Some of you may say, “Sure – you’re D.C. You’re so big, you have so many resources, you have so many FTEs. We can’t do that.” 

I can’t, and won’t, apologize for where we are today. But I do congratulate those who came before me, those who had the vision and the ingenuity and the talent to make things happen the way they have. We started as the D.C. Bail Agency 47 years ago with a supervisor and 5 interviewers, one of them being Bruce Beaudin, one of the pioneers of pretrial justice for whom NAPSA has named one of its highest awards. And through the years, it was individuals, people like you and me - the Bruce Beaudins, the Allen Henrys, the Tim Murrays, the John Clarks, the Jay Carvers, the Susie Shaffers - who brought us to where we are today. And they weren’t just handed what we have – they begged and scrapped and fought for the resources they needed to do the job of doing pretrial justice right.
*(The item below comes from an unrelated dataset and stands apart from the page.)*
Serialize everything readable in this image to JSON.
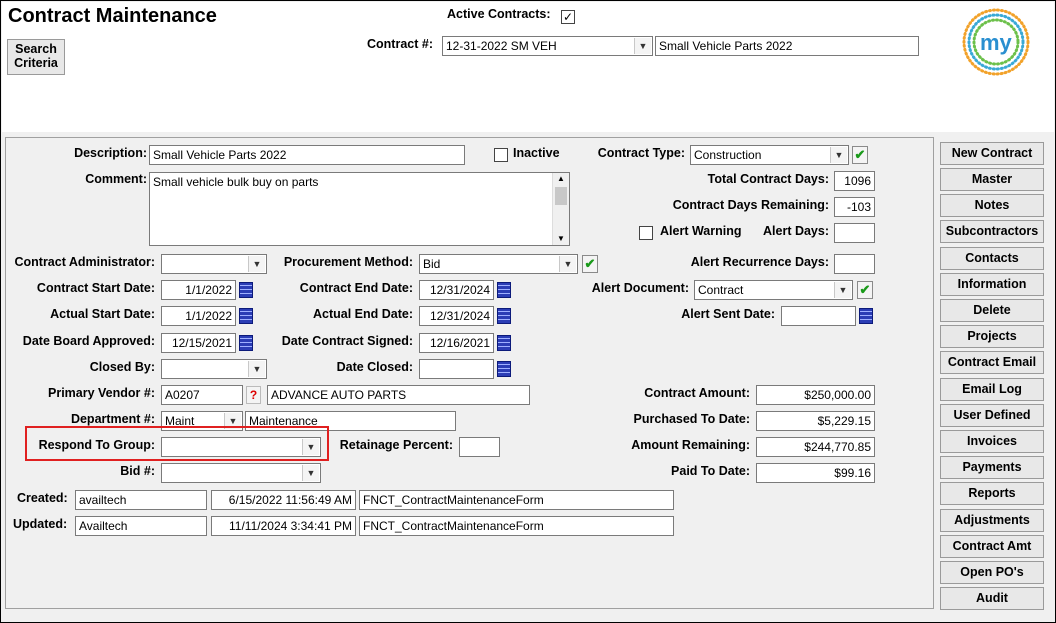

For the work they did to get us here, I am so very grateful.

Our vision at PSA is to be a leader in the field of pretrial justice. We have always supported NAPSA, most recently through the wonderful work done by Miranda Boozer, Spurgeon Kennedy, and Susie Shaffer. I commit to you, as Director of PSA, to do all we can to further the goal of achieving true pretrial justice throughout these United States.

Last year, Attorney General Eric Holder convened the second Pretrial Justice Symposium, which came some 47 years after Attorney General Robert Kennedy convened the first Bail Reform Conference, both of which took place here in D.C. I’d like to read to you what Bobby Kennedy said on the opening day of that conference: “There is a special responsibility on all of us here, a special responsibility to represent those who cannot be here, those who are poor, those who are unfortunate – the 1,500,000 persons in the United States who are accused of a crime, who haven’t been yet found guilty, who are yet unable to make bail and serve a time in prison prior to the time that their guilt has even been established. For these people, for those who cannot protect themselves, for those who are unfortunate, we here, over the period of the next three days, have a special responsibility.”

“We here have a special responsibility.” The same can be said for us, not just over the next three days, but when we get back to our jurisdictions. My question: What are we, collectively, going to do about it? Better yet, what is each of us, individually, going to do about it? Are we going to seize this opportunity, given all that is going on in the field of pretrial justice, and finally get it right everywhere in the U.S.?  

Out there among you is seated the next Bruce Beaudin, Joe Olgiatti, Jay Carver – it’s up to you - seize that opportunity.

Thank you, let’s have a great conference, and again, welcome to D.C."